On the Boundary Behavior of Positive Solutions of Elliptic Differential Equations

TL;DR

This paper characterizes the boundary behavior of positive harmonic functions in the unit ball, linking their limits along the normal to the boundary measure's local behavior, and extends classical results to elliptic equations with Hölder continuous coefficients.

Contribution

It provides a unified criterion for boundary limits of positive harmonic functions based on boundary measure behavior and extends these results to elliptic equations with Hölder continuous coefficients.

Findings

Boundary limits characterized by boundary measure behavior.

Extension of classical harmonic function theorems to elliptic equations.

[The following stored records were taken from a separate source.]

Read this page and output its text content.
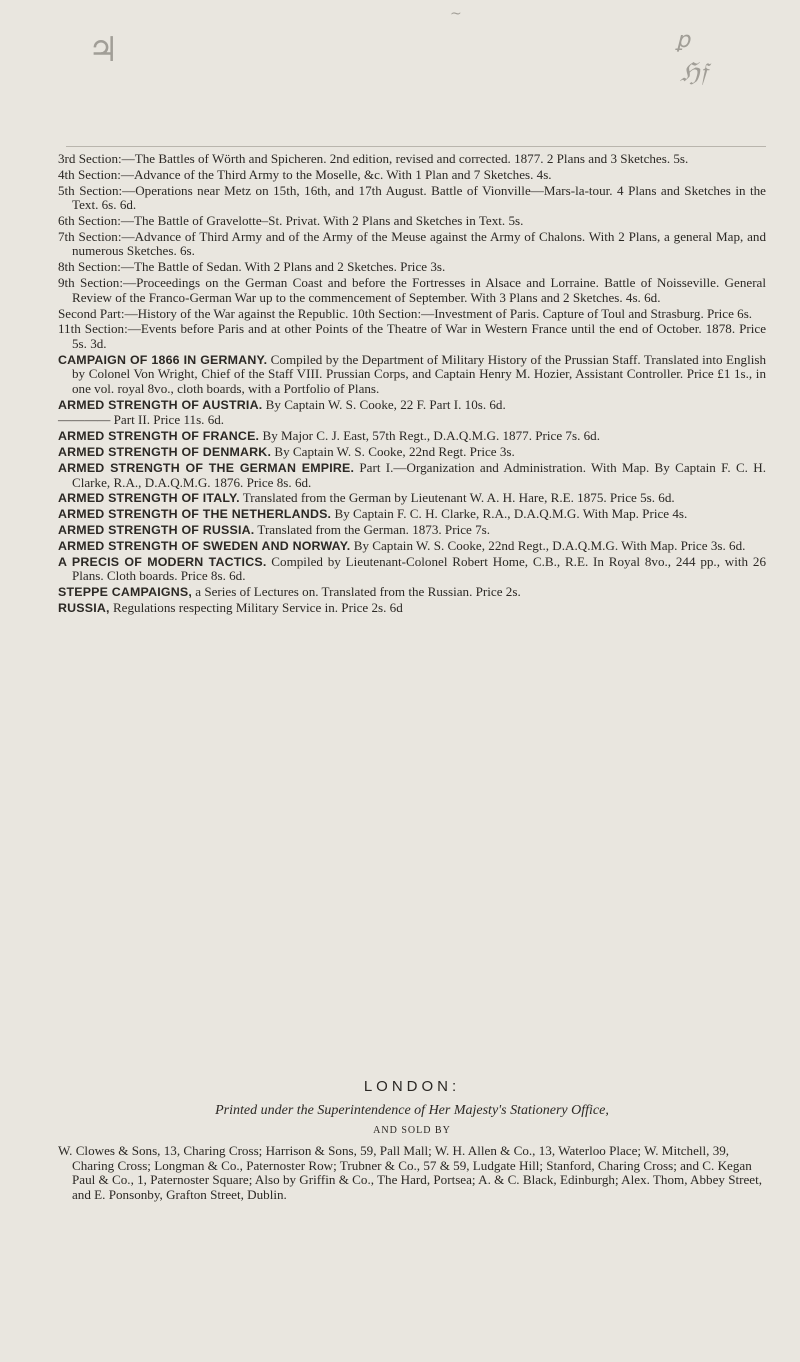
♃	ꝑ
ℌ𝔣
~

3rd Section:—The Battles of Wörth and Spicheren. 2nd edition, revised and corrected. 1877. 2 Plans and 3 Sketches. 5s.

4th Section:—Advance of the Third Army to the Moselle, &c. With 1 Plan and 7 Sketches. 4s.

5th Section:—Operations near Metz on 15th, 16th, and 17th August. Battle of Vionville—Mars-la-tour. 4 Plans and Sketches in the Text. 6s. 6d.

6th Section:—The Battle of Gravelotte–St. Privat. With 2 Plans and Sketches in Text. 5s.

7th Section:—Advance of Third Army and of the Army of the Meuse against the Army of Chalons. With 2 Plans, a general Map, and numerous Sketches. 6s.

8th Section:—The Battle of Sedan. With 2 Plans and 2 Sketches. Price 3s.

9th Section:—Proceedings on the German Coast and before the Fortresses in Alsace and Lorraine. Battle of Noisseville. General Review of the Franco-German War up to the commencement of September. With 3 Plans and 2 Sketches. 4s. 6d.

Second Part:—History of the War against the Republic. 10th Section:—Investment of Paris. Capture of Toul and Strasburg. Price 6s.

11th Section:—Events before Paris and at other Points of the Theatre of War in Western France until the end of October. 1878. Price 5s. 3d.

CAMPAIGN OF 1866 IN GERMANY. Compiled by the Department of Military History of the Prussian Staff. Translated into English by Colonel Von Wright, Chief of the Staff VIII. Prussian Corps, and Captain Henry M. Hozier, Assistant Controller. Price £1 1s., in one vol. royal 8vo., cloth boards, with a Portfolio of Plans.

ARMED STRENGTH OF AUSTRIA. By Captain W. S. Cooke, 22 F. Part I. 10s. 6d.

———— Part II. Price 11s. 6d.

ARMED STRENGTH OF FRANCE. By Major C. J. East, 57th Regt., D.A.Q.M.G. 1877. Price 7s. 6d.

ARMED STRENGTH OF DENMARK. By Captain W. S. Cooke, 22nd Regt. Price 3s.

ARMED STRENGTH OF THE GERMAN EMPIRE. Part I.—Organization and Administration. With Map. By Captain F. C. H. Clarke, R.A., D.A.Q.M.G. 1876. Price 8s. 6d.

ARMED STRENGTH OF ITALY. Translated from the German by Lieutenant W. A. H. Hare, R.E. 1875. Price 5s. 6d.

ARMED STRENGTH OF THE NETHERLANDS. By Captain F. C. H. Clarke, R.A., D.A.Q.M.G. With Map. Price 4s.

ARMED STRENGTH OF RUSSIA. Translated from the German. 1873. Price 7s.

ARMED STRENGTH OF SWEDEN AND NORWAY. By Captain W. S. Cooke, 22nd Regt., D.A.Q.M.G. With Map. Price 3s. 6d.

A PRECIS OF MODERN TACTICS. Compiled by Lieutenant-Colonel Robert Home, C.B., R.E. In Royal 8vo., 244 pp., with 26 Plans. Cloth boards. Price 8s. 6d.

STEPPE CAMPAIGNS, a Series of Lectures on. Translated from the Russian. Price 2s.

RUSSIA, Regulations respecting Military Service in. Price 2s. 6d

LONDON:
Printed under the Superintendence of Her Majesty's Stationery Office,
AND SOLD BY

W. Clowes & Sons, 13, Charing Cross; Harrison & Sons, 59, Pall Mall; W. H. Allen & Co., 13, Waterloo Place; W. Mitchell, 39, Charing Cross; Longman & Co., Paternoster Row; Trubner & Co., 57 & 59, Ludgate Hill; Stanford, Charing Cross; and C. Kegan Paul & Co., 1, Paternoster Square; Also by Griffin & Co., The Hard, Portsea; A. & C. Black, Edinburgh; Alex. Thom, Abbey Street, and E. Ponsonby, Grafton Street, Dublin.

Limit criteria applicable in smooth domains for higher dimensions.

Abstract

Let $u$ be a positive harmonic function in the unit ball $B_1 \subset \mathbb{R}^n$ and let $\mu$ be the boundary measure of $u$. Consider a point $x\in \partial B_1$ and let $n(x)$ denote the unit normal vector at $x$. Let $\alpha$ be a number in $(-1,n-1]$ and $A \in [0,+\infty) $. We prove that $u(x+n(x)t)t^{\alpha} \to A$ as $t \to +0$ if and only if $\frac{\mu({B_r(x)})}{r^{n-1}} r^{\alpha} \to C_\alpha A$ as $r\to+0$, where ${C_\alpha= \frac{\pi^{n/2}}{\Gamma(\frac{n-\alpha+1}{2})\Gamma(\frac{\alpha+1}{2})}}$. For $\alpha=0$ it follows from the theorems by Rudin and Loomis which claim that a positive harmonic function has a limit along the normal iff the boundary measure has the derivative at the corresponding point of the boundary. For $\alpha=n-1$ it concerns about the point mass of $\mu$ at $x$ and it follows from the Beurling minimal principle. For the general case of $\alpha \in (-1,n-1)$ we prove it with the help of the Wiener Tauberian theorem in a similar way to Rudin's approach. Unfortunately this approach works for a ball or a half-space only but not for a general kind of domain. In dimension $2$ one can use conformal mappings and generalise the statement above to sufficiently smooth domains, in dimension $n\geq 3$ we showed that this generalisation is possible for $\alpha\in [0,n-1]$ due to harmonic measure estimates. The last method leads to an extension of the theorems by Loomis, Ramey and Ullrich on non-tangential limits of harmonic functions to positive solutions of elliptic differential equations with Holder continuous coefficients.